My friend Sharlyne wrote a very interesting article today on public toilets for LGBTs. In a GMA report, the Alyansa ng Media at Showbiz, Inc., led by Leo Martinez, proposes “gay toilets;” that “gay male” and “gay female” toilets may be built in government offices and commercial establishments.
I’m sure that Mr. Martinez and his group are genuinely concerned for the welfare and the security of gay people, and I wouldn’t begrudge any gay, lesbian, or transgendered person the right to say that a separate toilet for their gender is a genuine solution to the problem, if he or she believes so. Yet the struggle for LGBT rights isn’t about excluding and separating one’s self from society. It’s about inclusion and acceptance: if the whole struggle has to boil down to a matter of toilets, it’s the gay male or the lesbian or the bisexual or the transgendered to enter a comfort room of his or her own choice, without fear of repercussions or discrimination. It is to be included and accepted by society, without being judged by toilet habits.
We cannot build walls around those who differ from the way things are, the way we do things, and what we believe in. Difference does not endanger society, and therefore we should not imprison differences or keep them in the periphery. Discrimination exists precisely because of those walls, social as they may be. Discrimination, in many ways, has been highlighted and enforced because of structures and walls. Walls have divided cities and countries on differences like race, class, heritage, skin color, and political beliefs.
Policies of discrimination led to low points of human history, like the Holocaust, apartheid, and the continued repression of LGBT people to be judged not on their merits and abilities and contribution to society, but trivializing their problems as an issue of what toilet to use. In a word, marginalization.
To build a wall, a fence, or a toilet cubicle around a gay person is to merely tolerate that difference, instead of celebrating and accepting it as part of society. It’s a matter of recognition and respect: that we recognize their sexuality and gender, and respect it as something we should include and honor.

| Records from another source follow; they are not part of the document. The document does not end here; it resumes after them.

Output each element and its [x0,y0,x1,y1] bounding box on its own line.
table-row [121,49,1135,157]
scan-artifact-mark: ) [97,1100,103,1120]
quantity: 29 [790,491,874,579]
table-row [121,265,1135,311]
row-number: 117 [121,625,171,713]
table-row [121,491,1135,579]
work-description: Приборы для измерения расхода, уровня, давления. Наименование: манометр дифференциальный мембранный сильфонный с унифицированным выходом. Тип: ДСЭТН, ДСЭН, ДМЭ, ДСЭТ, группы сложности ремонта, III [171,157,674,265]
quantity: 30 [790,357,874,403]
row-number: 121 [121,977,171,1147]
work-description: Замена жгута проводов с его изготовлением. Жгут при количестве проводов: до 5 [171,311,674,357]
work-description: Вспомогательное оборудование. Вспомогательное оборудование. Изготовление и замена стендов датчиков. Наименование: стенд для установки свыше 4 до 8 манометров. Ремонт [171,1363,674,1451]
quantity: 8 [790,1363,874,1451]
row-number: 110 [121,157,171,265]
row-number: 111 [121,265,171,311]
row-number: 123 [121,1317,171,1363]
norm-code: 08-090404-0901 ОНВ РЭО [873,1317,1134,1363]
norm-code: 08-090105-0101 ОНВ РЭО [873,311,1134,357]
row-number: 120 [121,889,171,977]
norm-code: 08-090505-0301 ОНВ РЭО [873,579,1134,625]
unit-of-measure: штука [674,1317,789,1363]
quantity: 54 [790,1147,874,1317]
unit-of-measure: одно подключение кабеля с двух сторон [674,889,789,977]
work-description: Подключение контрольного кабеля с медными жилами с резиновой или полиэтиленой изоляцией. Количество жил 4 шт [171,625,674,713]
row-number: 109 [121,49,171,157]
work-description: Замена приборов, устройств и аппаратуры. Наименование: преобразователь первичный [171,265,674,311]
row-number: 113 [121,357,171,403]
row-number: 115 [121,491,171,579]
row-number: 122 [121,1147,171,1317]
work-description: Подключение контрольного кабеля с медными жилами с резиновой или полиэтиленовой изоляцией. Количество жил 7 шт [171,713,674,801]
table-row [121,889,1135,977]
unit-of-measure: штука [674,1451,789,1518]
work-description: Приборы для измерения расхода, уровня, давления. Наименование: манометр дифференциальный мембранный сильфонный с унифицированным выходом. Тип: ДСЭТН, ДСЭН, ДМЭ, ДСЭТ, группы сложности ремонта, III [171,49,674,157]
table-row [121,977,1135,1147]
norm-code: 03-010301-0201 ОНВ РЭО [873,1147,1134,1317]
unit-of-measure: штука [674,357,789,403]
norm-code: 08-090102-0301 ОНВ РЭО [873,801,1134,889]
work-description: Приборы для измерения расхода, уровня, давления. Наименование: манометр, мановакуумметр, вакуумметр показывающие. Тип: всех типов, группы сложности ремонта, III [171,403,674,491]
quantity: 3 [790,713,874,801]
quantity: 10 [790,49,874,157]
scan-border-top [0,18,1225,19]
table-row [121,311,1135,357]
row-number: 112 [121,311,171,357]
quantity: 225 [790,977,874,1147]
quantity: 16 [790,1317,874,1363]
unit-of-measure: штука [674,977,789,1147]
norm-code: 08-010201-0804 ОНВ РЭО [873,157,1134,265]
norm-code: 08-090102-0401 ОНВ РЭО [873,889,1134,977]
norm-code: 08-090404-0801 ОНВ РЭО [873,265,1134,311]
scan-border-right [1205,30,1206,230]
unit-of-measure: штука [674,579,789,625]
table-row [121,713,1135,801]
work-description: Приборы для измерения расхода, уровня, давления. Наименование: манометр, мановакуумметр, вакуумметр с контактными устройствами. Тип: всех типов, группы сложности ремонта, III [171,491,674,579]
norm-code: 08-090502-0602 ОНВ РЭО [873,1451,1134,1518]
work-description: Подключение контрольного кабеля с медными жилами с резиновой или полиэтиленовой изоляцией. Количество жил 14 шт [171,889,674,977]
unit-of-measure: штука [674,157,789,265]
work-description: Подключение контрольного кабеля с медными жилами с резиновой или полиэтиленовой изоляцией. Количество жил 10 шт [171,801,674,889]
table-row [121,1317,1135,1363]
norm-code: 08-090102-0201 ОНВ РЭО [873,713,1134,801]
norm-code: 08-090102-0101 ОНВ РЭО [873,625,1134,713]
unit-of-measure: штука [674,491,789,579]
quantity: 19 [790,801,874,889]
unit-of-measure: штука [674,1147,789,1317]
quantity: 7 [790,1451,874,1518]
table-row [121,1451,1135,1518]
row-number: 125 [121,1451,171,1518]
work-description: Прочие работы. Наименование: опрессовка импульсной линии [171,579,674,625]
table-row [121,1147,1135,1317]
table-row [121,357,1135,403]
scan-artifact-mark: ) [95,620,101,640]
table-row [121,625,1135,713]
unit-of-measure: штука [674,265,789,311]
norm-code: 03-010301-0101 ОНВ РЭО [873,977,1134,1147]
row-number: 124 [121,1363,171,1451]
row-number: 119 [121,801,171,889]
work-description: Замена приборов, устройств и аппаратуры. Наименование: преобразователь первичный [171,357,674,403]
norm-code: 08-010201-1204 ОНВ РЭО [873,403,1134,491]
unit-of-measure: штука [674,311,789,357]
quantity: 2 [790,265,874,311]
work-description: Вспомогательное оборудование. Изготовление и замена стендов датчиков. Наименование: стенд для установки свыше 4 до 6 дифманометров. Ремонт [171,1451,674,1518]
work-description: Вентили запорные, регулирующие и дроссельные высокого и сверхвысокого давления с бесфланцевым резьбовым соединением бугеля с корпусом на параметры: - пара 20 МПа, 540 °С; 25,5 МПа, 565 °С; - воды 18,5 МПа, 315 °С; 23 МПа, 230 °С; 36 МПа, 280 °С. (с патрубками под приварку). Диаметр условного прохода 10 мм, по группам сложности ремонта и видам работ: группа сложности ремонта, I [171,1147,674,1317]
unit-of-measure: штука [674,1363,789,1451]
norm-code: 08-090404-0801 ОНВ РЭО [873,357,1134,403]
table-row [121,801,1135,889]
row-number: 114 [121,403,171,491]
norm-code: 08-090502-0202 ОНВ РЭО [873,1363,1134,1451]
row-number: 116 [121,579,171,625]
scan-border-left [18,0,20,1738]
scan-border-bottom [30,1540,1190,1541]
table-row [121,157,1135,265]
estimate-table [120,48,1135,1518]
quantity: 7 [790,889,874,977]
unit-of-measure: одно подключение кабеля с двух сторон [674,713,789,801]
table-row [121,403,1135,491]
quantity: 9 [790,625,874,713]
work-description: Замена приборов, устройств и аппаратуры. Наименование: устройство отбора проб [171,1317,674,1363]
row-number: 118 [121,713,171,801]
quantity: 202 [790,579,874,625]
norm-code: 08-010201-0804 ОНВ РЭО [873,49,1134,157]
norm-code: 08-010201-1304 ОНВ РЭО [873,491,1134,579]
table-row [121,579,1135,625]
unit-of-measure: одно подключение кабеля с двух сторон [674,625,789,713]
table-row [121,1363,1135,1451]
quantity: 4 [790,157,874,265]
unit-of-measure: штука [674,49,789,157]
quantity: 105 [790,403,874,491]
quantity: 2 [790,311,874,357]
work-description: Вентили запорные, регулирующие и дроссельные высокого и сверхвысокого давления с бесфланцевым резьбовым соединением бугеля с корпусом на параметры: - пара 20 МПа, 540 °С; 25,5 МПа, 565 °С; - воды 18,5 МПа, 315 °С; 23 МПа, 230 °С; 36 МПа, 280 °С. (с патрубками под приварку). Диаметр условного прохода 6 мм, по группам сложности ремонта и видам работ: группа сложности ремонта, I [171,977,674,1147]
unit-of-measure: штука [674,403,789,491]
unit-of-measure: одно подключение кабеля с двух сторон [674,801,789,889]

We celebrate, acknowledge, and honor sexuality as something that makes us human, but it is not the sole basis of our humanity. The LGBT struggle is one for fairness and justice, recognition and respect. The same economic, educational, civil, and political liberties and benefits a heterosexual man or woman gets from society should be accorded to LGBTs, and they should be judged and respected as fairly and equally because of their abilities and personhood, not solely on their sexual orientation.
Gay toilets, for me, underscore our desire to separate and to secede from each other in society, and not continue the long process of harmony and inclusion. If anything, we should criminalize discrimination, make queer studies an integral part or at the very least an elective of higher education. We should continue and persist in advocacy campaigns that seek to level and provide LGBTs with the opportunities to succeed, like we do everyone else who differ from us.
We should include the LGBT community within our walls while respecting their differences. Not build walls around them precisely because of their differences.